浅川:欧州を中心に、海外販路を広げていけたらと思っています。ショーを終えた後、ありがたいことに何人かの海外のセレクトショップのバイヤーさんからアプローチをいただいていて。今回の映像発表は大きな刺激になりましたが、リアルショーであればまた違った表現ができるかもしれませんし、ゆくゆくは海外でも(ショーが)できたら。まずは来春、これまでコロナで難しかったパリでの展示会を実施しようと考えています。

 ただ、僕はいろいろなことに手を広げて器用にこなせるタイプではありません。僕の無茶な服作りが形になっているのも、こうやってお店に立つことができるのも、志を共にできる仲間がいるからです。3年前からブランドのデザインチームを抱えるようになり、今ではお店のスタッフと合わせて9人のメンバーがいます。時間を忘れてヘトヘトになるまで仕事をして家に帰り、いつも迷惑をかけている妻にもとても感謝しています。

WWD:昨年3月、「キャロル」を神宮前から表参道に移転した。

浅川:オープン当初は、おじいさんになるまであのお店(旧店舗)でやっていきたいと思っていたくらい、お気に入りの場所でした。ただありがたいことに、取り扱わせていただいているブランドさんや、「シュタイン」のシーズンごとの商品型数も増え、服にとっても、お客さまにとっても窮屈になっていたこともあり、移転を決意しました。窓から射すおだやかな自然光と、人通りがそこまで多くもなく、そこにたたずんでいるような雰囲気がとても気に入っています。面積は旧店舗の3倍に、客数も約2倍に増えました。

WWD:デザイナーの仕事が増える中でも、店頭に立ち続けている。

浅川:僕の服作りには2つの軸があると思っています。生地や縫製といった、プロダクトとしての完成度を高めること。もう一つが、日々の生活で触れる写真や音楽などから感じたことを自分のフィルターを通じ、デザインとして表現することです。どちらかに偏りすぎても「シュタイン」の服ではないし、袖を通してくれるお客さまの姿を重ねることで、初めてその着地点が見えることもあります。
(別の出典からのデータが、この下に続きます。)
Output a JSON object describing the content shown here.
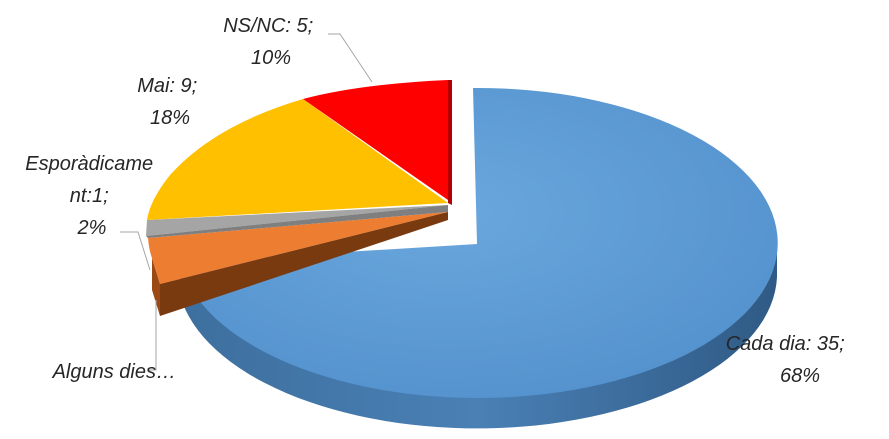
{
  "chart_data": {
    "type": "pie",
    "style": "3d-exploded",
    "slices": [
      {
        "name": "Cada dia",
        "count": 35,
        "percent": 68,
        "label": [
          "Cada dia: 35;",
          "68%"
        ],
        "color": "#5B9BD5"
      },
      {
        "name": "Alguns dies",
        "count": 2,
        "percent": 4,
        "label": [
          "Alguns dies…"
        ],
        "color": "#ED7D31"
      },
      {
        "name": "Esporàdicament",
        "count": 1,
        "percent": 2,
        "label": [
          "Esporàdicame",
          "nt:1;",
          "2%"
        ],
        "color": "#A5A5A5"
      },
      {
        "name": "Mai",
        "count": 9,
        "percent": 18,
        "label": [
          "Mai: 9;",
          "18%"
        ],
        "color": "#FFC000"
      },
      {
        "name": "NS/NC",
        "count": 5,
        "percent": 10,
        "label": [
          "NS/NC: 5;",
          "10%"
        ],
        "color": "#FF0000"
      }
    ]
  }
}
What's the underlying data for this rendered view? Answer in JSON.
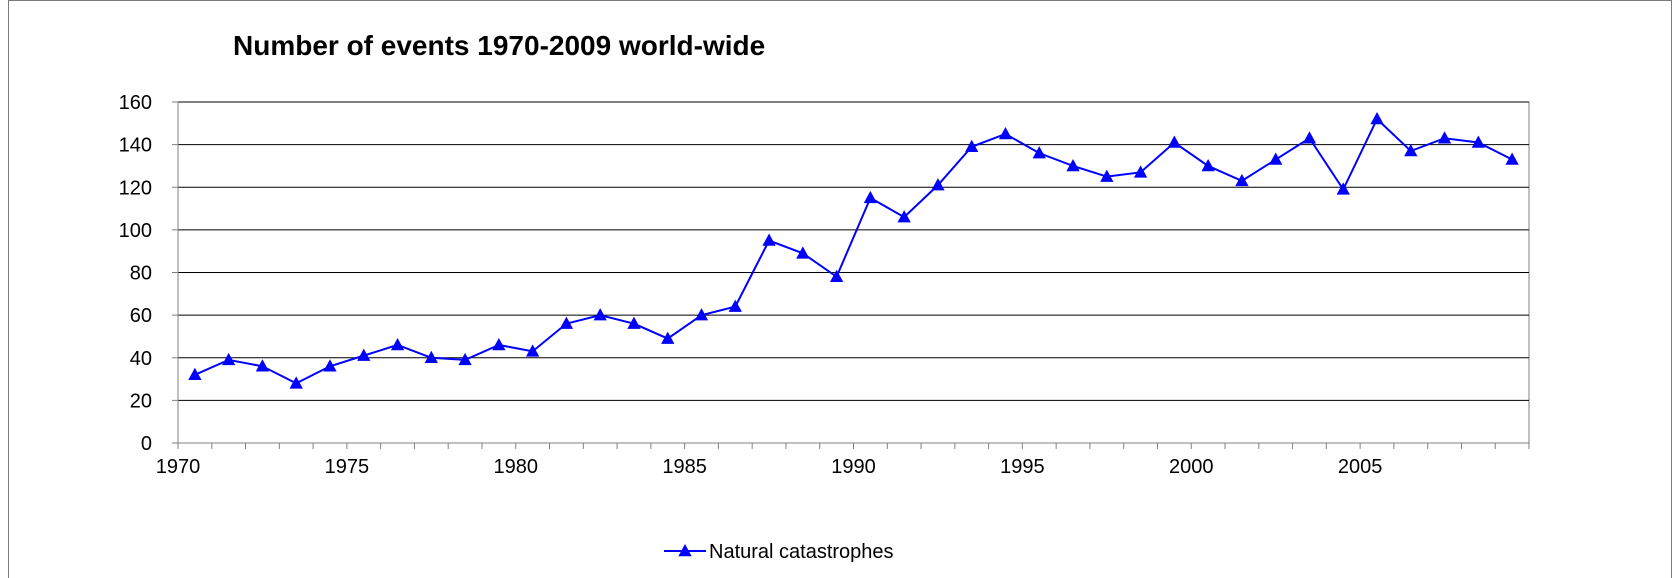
{
  "chart_data": {
    "type": "line",
    "title": "Number of events 1970-2009 world-wide",
    "xlabel": "",
    "ylabel": "",
    "xlim": [
      1970,
      2009
    ],
    "ylim": [
      0,
      160
    ],
    "y_ticks": [
      0,
      20,
      40,
      60,
      80,
      100,
      120,
      140,
      160
    ],
    "x_ticks": [
      1970,
      1975,
      1980,
      1985,
      1990,
      1995,
      2000,
      2005
    ],
    "grid": "horizontal",
    "legend_position": "bottom",
    "series": [
      {
        "name": "Natural catastrophes",
        "color": "#0000ff",
        "marker": "triangle",
        "x": [
          1970,
          1971,
          1972,
          1973,
          1974,
          1975,
          1976,
          1977,
          1978,
          1979,
          1980,
          1981,
          1982,
          1983,
          1984,
          1985,
          1986,
          1987,
          1988,
          1989,
          1990,
          1991,
          1992,
          1993,
          1994,
          1995,
          1996,
          1997,
          1998,
          1999,
          2000,
          2001,
          2002,
          2003,
          2004,
          2005,
          2006,
          2007,
          2008,
          2009
        ],
        "values": [
          32,
          39,
          36,
          28,
          36,
          41,
          46,
          40,
          39,
          46,
          43,
          56,
          60,
          56,
          49,
          60,
          64,
          95,
          89,
          78,
          115,
          106,
          121,
          139,
          145,
          136,
          130,
          125,
          127,
          141,
          130,
          123,
          133,
          143,
          119,
          152,
          137,
          143,
          141,
          133
        ]
      }
    ]
  }
}
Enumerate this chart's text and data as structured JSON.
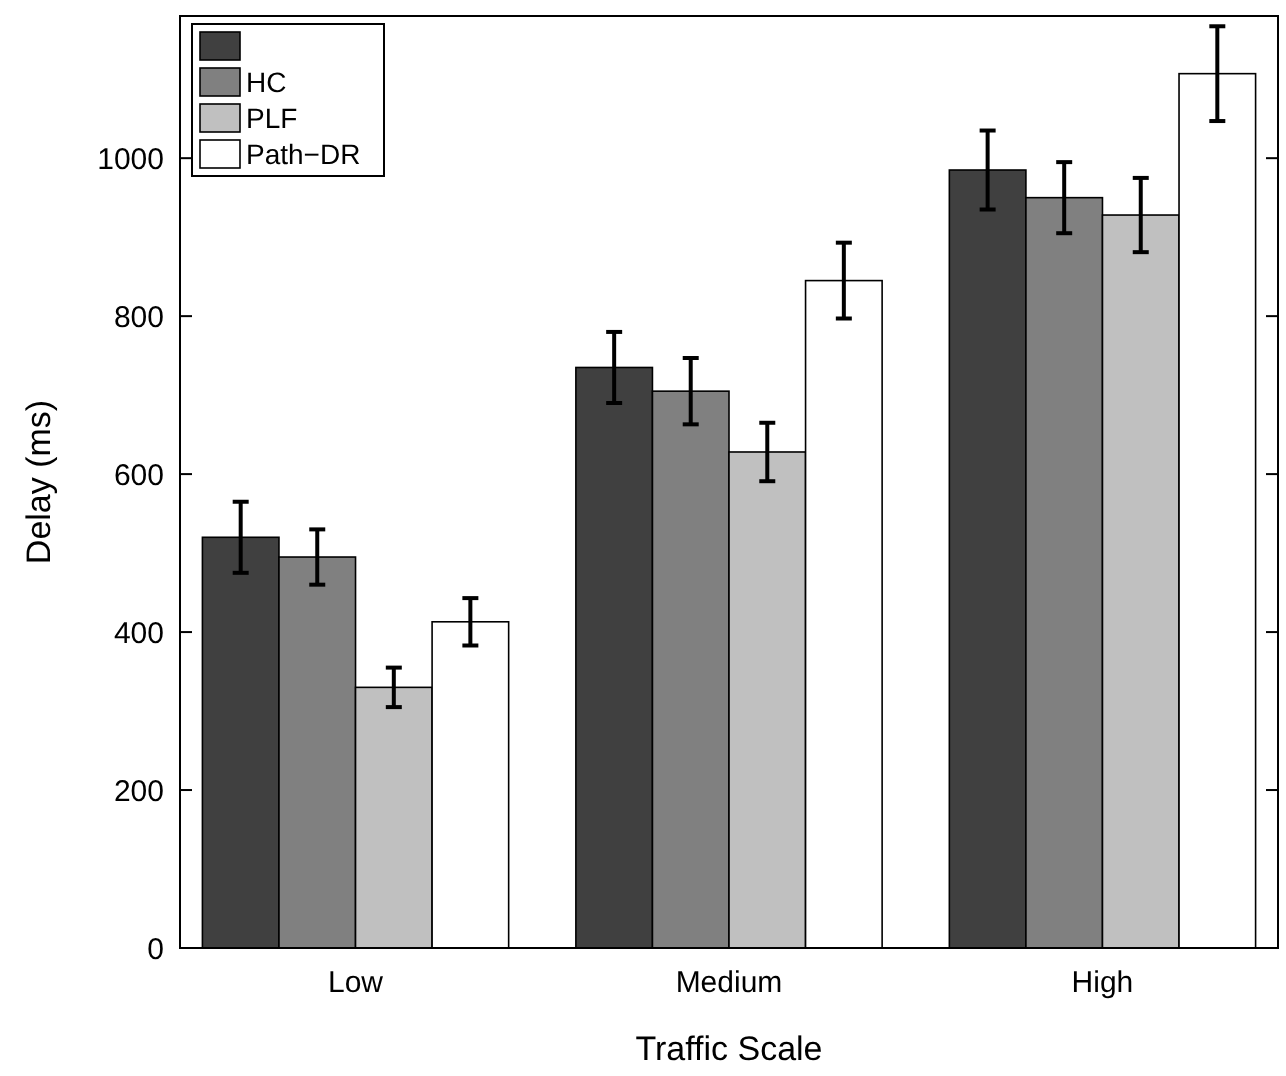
{
  "chart_data": {
    "type": "bar",
    "xlabel": "Traffic Scale",
    "ylabel": "Delay (ms)",
    "categories": [
      "Low",
      "Medium",
      "High"
    ],
    "series": [
      {
        "color": "#404040",
        "values": [
          520,
          735,
          985
        ],
        "errors": [
          45,
          45,
          50
        ]
      },
      {
        "name": "HC",
        "color": "#808080",
        "values": [
          495,
          705,
          950
        ],
        "errors": [
          35,
          42,
          45
        ]
      },
      {
        "name": "PLF",
        "color": "#c0c0c0",
        "values": [
          330,
          628,
          928
        ],
        "errors": [
          25,
          37,
          47
        ]
      },
      {
        "name": "Path−DR",
        "color": "#ffffff",
        "values": [
          413,
          845,
          1107
        ],
        "errors": [
          30,
          48,
          60
        ]
      }
    ],
    "ylim": [
      0,
      1180
    ],
    "yticks": [
      0,
      200,
      400,
      600,
      800,
      1000
    ],
    "legend": "top left"
  }
}
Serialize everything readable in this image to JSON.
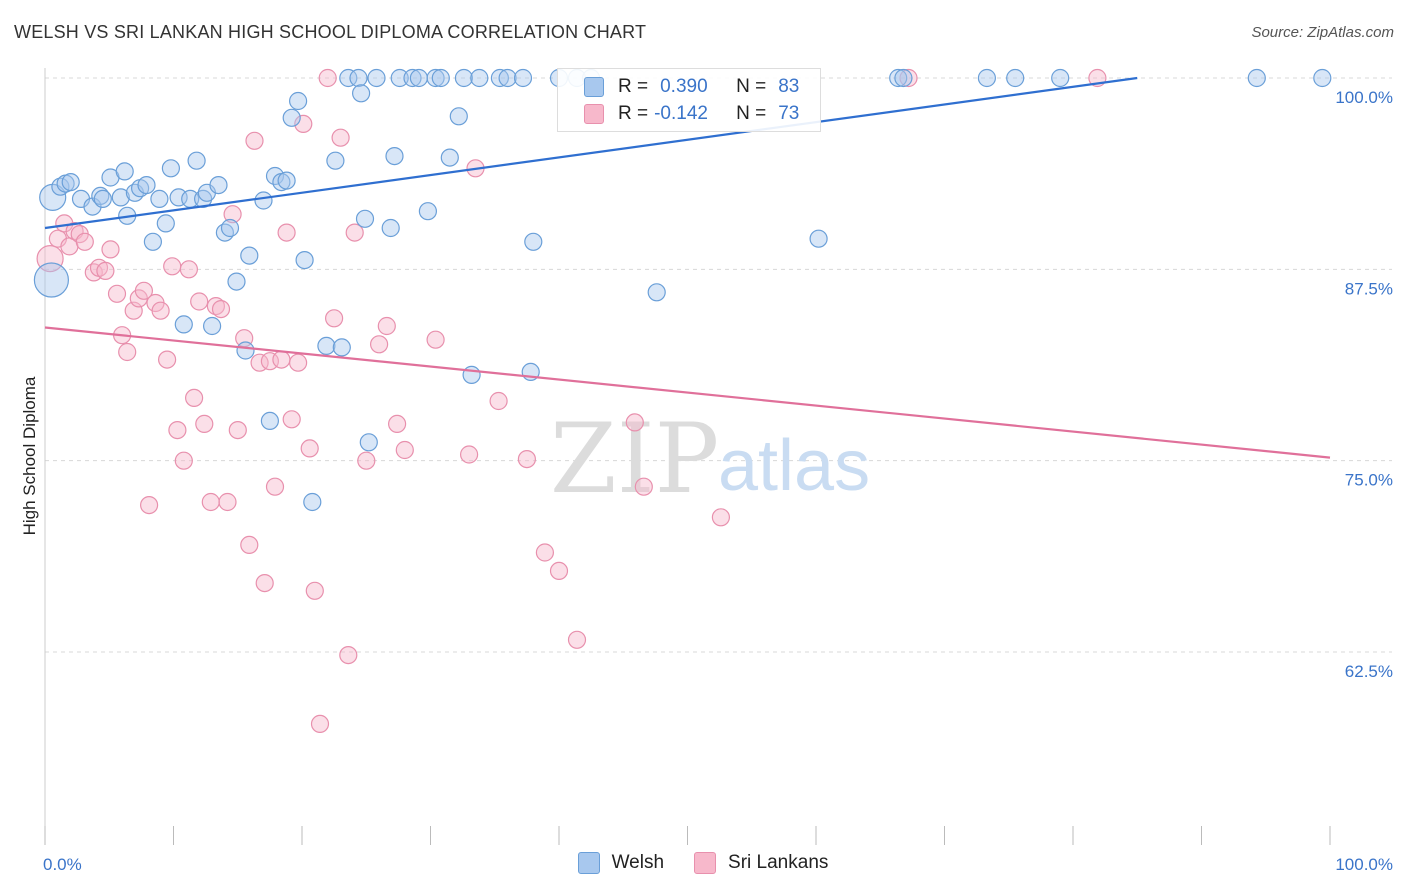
{
  "header": {
    "title": "WELSH VS SRI LANKAN HIGH SCHOOL DIPLOMA CORRELATION CHART",
    "source": "Source: ZipAtlas.com"
  },
  "watermark": {
    "zip": "ZIP",
    "atlas": "atlas"
  },
  "legend": {
    "welsh": {
      "r_label": "R =",
      "r_value": "0.390",
      "n_label": "N =",
      "n_value": "83"
    },
    "srilankan": {
      "r_label": "R =",
      "r_value": "-0.142",
      "n_label": "N =",
      "n_value": "73"
    }
  },
  "bottom_legend": {
    "welsh": "Welsh",
    "srilankan": "Sri Lankans"
  },
  "colors": {
    "welsh_fill": "#a8c8ee",
    "welsh_stroke": "#6a9fd8",
    "welsh_line": "#2f6fd0",
    "srilankan_fill": "#f7b8cb",
    "srilankan_stroke": "#e890ad",
    "srilankan_line": "#e0709a",
    "tick_label": "#3a74c9",
    "grid": "#d8d8d8"
  },
  "chart_data": {
    "type": "scatter",
    "title": "WELSH VS SRI LANKAN HIGH SCHOOL DIPLOMA CORRELATION CHART",
    "xlabel": "",
    "ylabel": "High School Diploma",
    "xlim": [
      0,
      100
    ],
    "ylim": [
      50,
      101.5
    ],
    "x_tick_labels": [
      "0.0%",
      "100.0%"
    ],
    "y_ticks": [
      62.5,
      75.0,
      87.5,
      100.0
    ],
    "y_tick_labels": [
      "62.5%",
      "75.0%",
      "87.5%",
      "100.0%"
    ],
    "grid": true,
    "series": [
      {
        "name": "Welsh",
        "r": 0.39,
        "n": 83,
        "trend": {
          "x": [
            0,
            85
          ],
          "y": [
            90.2,
            100.0
          ]
        },
        "points": [
          [
            0.5,
            86.8,
            3
          ],
          [
            0.6,
            92.2,
            2
          ],
          [
            1.2,
            92.9,
            1
          ],
          [
            1.6,
            93.1,
            1
          ],
          [
            2.0,
            93.2,
            1
          ],
          [
            2.8,
            92.1,
            1
          ],
          [
            3.7,
            91.6,
            1
          ],
          [
            4.3,
            92.3,
            1
          ],
          [
            4.5,
            92.1,
            1
          ],
          [
            5.1,
            93.5,
            1
          ],
          [
            5.9,
            92.2,
            1
          ],
          [
            6.2,
            93.9,
            1
          ],
          [
            6.4,
            91.0,
            1
          ],
          [
            7.0,
            92.5,
            1
          ],
          [
            7.4,
            92.8,
            1
          ],
          [
            7.9,
            93.0,
            1
          ],
          [
            8.4,
            89.3,
            1
          ],
          [
            8.9,
            92.1,
            1
          ],
          [
            9.4,
            90.5,
            1
          ],
          [
            9.8,
            94.1,
            1
          ],
          [
            10.4,
            92.2,
            1
          ],
          [
            10.8,
            83.9,
            1
          ],
          [
            11.3,
            92.1,
            1
          ],
          [
            11.8,
            94.6,
            1
          ],
          [
            12.3,
            92.1,
            1
          ],
          [
            12.6,
            92.5,
            1
          ],
          [
            13.0,
            83.8,
            1
          ],
          [
            13.5,
            93.0,
            1
          ],
          [
            14.0,
            89.9,
            1
          ],
          [
            14.4,
            90.2,
            1
          ],
          [
            14.9,
            86.7,
            1
          ],
          [
            15.6,
            82.2,
            1
          ],
          [
            15.9,
            88.4,
            1
          ],
          [
            17.0,
            92.0,
            1
          ],
          [
            17.5,
            77.6,
            1
          ],
          [
            17.9,
            93.6,
            1
          ],
          [
            18.4,
            93.2,
            1
          ],
          [
            18.8,
            93.3,
            1
          ],
          [
            19.2,
            97.4,
            1
          ],
          [
            19.7,
            98.5,
            1
          ],
          [
            20.2,
            88.1,
            1
          ],
          [
            20.8,
            72.3,
            1
          ],
          [
            21.9,
            82.5,
            1
          ],
          [
            22.6,
            94.6,
            1
          ],
          [
            23.1,
            82.4,
            1
          ],
          [
            23.6,
            100.0,
            1
          ],
          [
            24.4,
            100.0,
            1
          ],
          [
            24.6,
            99.0,
            1
          ],
          [
            24.9,
            90.8,
            1
          ],
          [
            25.2,
            76.2,
            1
          ],
          [
            25.8,
            100.0,
            1
          ],
          [
            26.9,
            90.2,
            1
          ],
          [
            27.2,
            94.9,
            1
          ],
          [
            27.6,
            100.0,
            1
          ],
          [
            28.6,
            100.0,
            1
          ],
          [
            29.1,
            100.0,
            1
          ],
          [
            29.8,
            91.3,
            1
          ],
          [
            30.4,
            100.0,
            1
          ],
          [
            30.8,
            100.0,
            1
          ],
          [
            31.5,
            94.8,
            1
          ],
          [
            32.2,
            97.5,
            1
          ],
          [
            32.6,
            100.0,
            1
          ],
          [
            33.2,
            80.6,
            1
          ],
          [
            33.8,
            100.0,
            1
          ],
          [
            35.4,
            100.0,
            1
          ],
          [
            36.0,
            100.0,
            1
          ],
          [
            37.2,
            100.0,
            1
          ],
          [
            37.8,
            80.8,
            1
          ],
          [
            38.0,
            89.3,
            1
          ],
          [
            40.0,
            100.0,
            1
          ],
          [
            41.4,
            100.0,
            1
          ],
          [
            42.5,
            100.0,
            1
          ],
          [
            47.6,
            86.0,
            1
          ],
          [
            60.2,
            89.5,
            1
          ],
          [
            66.4,
            100.0,
            1
          ],
          [
            66.8,
            100.0,
            1
          ],
          [
            73.3,
            100.0,
            1
          ],
          [
            75.5,
            100.0,
            1
          ],
          [
            79.0,
            100.0,
            1
          ],
          [
            94.3,
            100.0,
            1
          ],
          [
            99.4,
            100.0,
            1
          ]
        ]
      },
      {
        "name": "Sri Lankans",
        "r": -0.142,
        "n": 73,
        "trend": {
          "x": [
            0,
            100
          ],
          "y": [
            83.7,
            75.2
          ]
        },
        "points": [
          [
            0.4,
            88.2,
            2
          ],
          [
            1.0,
            89.5,
            1
          ],
          [
            1.5,
            90.5,
            1
          ],
          [
            1.9,
            89.0,
            1
          ],
          [
            2.3,
            90.0,
            1
          ],
          [
            2.7,
            89.8,
            1
          ],
          [
            3.1,
            89.3,
            1
          ],
          [
            3.8,
            87.3,
            1
          ],
          [
            4.2,
            87.6,
            1
          ],
          [
            4.7,
            87.4,
            1
          ],
          [
            5.1,
            88.8,
            1
          ],
          [
            5.6,
            85.9,
            1
          ],
          [
            6.0,
            83.2,
            1
          ],
          [
            6.4,
            82.1,
            1
          ],
          [
            6.9,
            84.8,
            1
          ],
          [
            7.3,
            85.6,
            1
          ],
          [
            7.7,
            86.1,
            1
          ],
          [
            8.1,
            72.1,
            1
          ],
          [
            8.6,
            85.3,
            1
          ],
          [
            9.0,
            84.8,
            1
          ],
          [
            9.5,
            81.6,
            1
          ],
          [
            9.9,
            87.7,
            1
          ],
          [
            10.3,
            77.0,
            1
          ],
          [
            10.8,
            75.0,
            1
          ],
          [
            11.2,
            87.5,
            1
          ],
          [
            11.6,
            79.1,
            1
          ],
          [
            12.0,
            85.4,
            1
          ],
          [
            12.4,
            77.4,
            1
          ],
          [
            12.9,
            72.3,
            1
          ],
          [
            13.3,
            85.1,
            1
          ],
          [
            13.7,
            84.9,
            1
          ],
          [
            14.2,
            72.3,
            1
          ],
          [
            14.6,
            91.1,
            1
          ],
          [
            15.0,
            77.0,
            1
          ],
          [
            15.5,
            83.0,
            1
          ],
          [
            15.9,
            69.5,
            1
          ],
          [
            16.3,
            95.9,
            1
          ],
          [
            16.7,
            81.4,
            1
          ],
          [
            17.1,
            67.0,
            1
          ],
          [
            17.5,
            81.5,
            1
          ],
          [
            17.9,
            73.3,
            1
          ],
          [
            18.4,
            81.6,
            1
          ],
          [
            18.8,
            89.9,
            1
          ],
          [
            19.2,
            77.7,
            1
          ],
          [
            19.7,
            81.4,
            1
          ],
          [
            20.1,
            97.0,
            1
          ],
          [
            20.6,
            75.8,
            1
          ],
          [
            21.0,
            66.5,
            1
          ],
          [
            21.4,
            57.8,
            1
          ],
          [
            22.0,
            100.0,
            1
          ],
          [
            22.5,
            84.3,
            1
          ],
          [
            23.0,
            96.1,
            1
          ],
          [
            23.6,
            62.3,
            1
          ],
          [
            24.1,
            89.9,
            1
          ],
          [
            25.0,
            75.0,
            1
          ],
          [
            26.0,
            82.6,
            1
          ],
          [
            26.6,
            83.8,
            1
          ],
          [
            27.4,
            77.4,
            1
          ],
          [
            28.0,
            75.7,
            1
          ],
          [
            30.4,
            82.9,
            1
          ],
          [
            33.0,
            75.4,
            1
          ],
          [
            33.5,
            94.1,
            1
          ],
          [
            35.3,
            78.9,
            1
          ],
          [
            37.5,
            75.1,
            1
          ],
          [
            38.9,
            69.0,
            1
          ],
          [
            40.0,
            67.8,
            1
          ],
          [
            41.4,
            63.3,
            1
          ],
          [
            45.9,
            77.5,
            1
          ],
          [
            46.6,
            73.3,
            1
          ],
          [
            52.6,
            71.3,
            1
          ],
          [
            67.2,
            100.0,
            1
          ],
          [
            81.9,
            100.0,
            1
          ]
        ]
      }
    ]
  }
}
 「キャロル」のオープン当初は1人のお客さまのご来店もなかった日もあり、そういった日々を忘れたことはありません。だからこそ、お客さまにお立ち寄りいただけるありがたさを心の底から感じられます。自分が作った服に袖に通してくれるお客さまの姿を見るたび、幸せな気持ちが何度でも湧き上がってきます。店頭に立てる時間は以前よりも少なくなってしまっていますが、やはりお店は僕の原点です。信頼できる仲間と一緒に、お客さまに誠実に、いい服を届けていく。そんな矛盾のない仕事を、愚直に続けていけたらと考えています。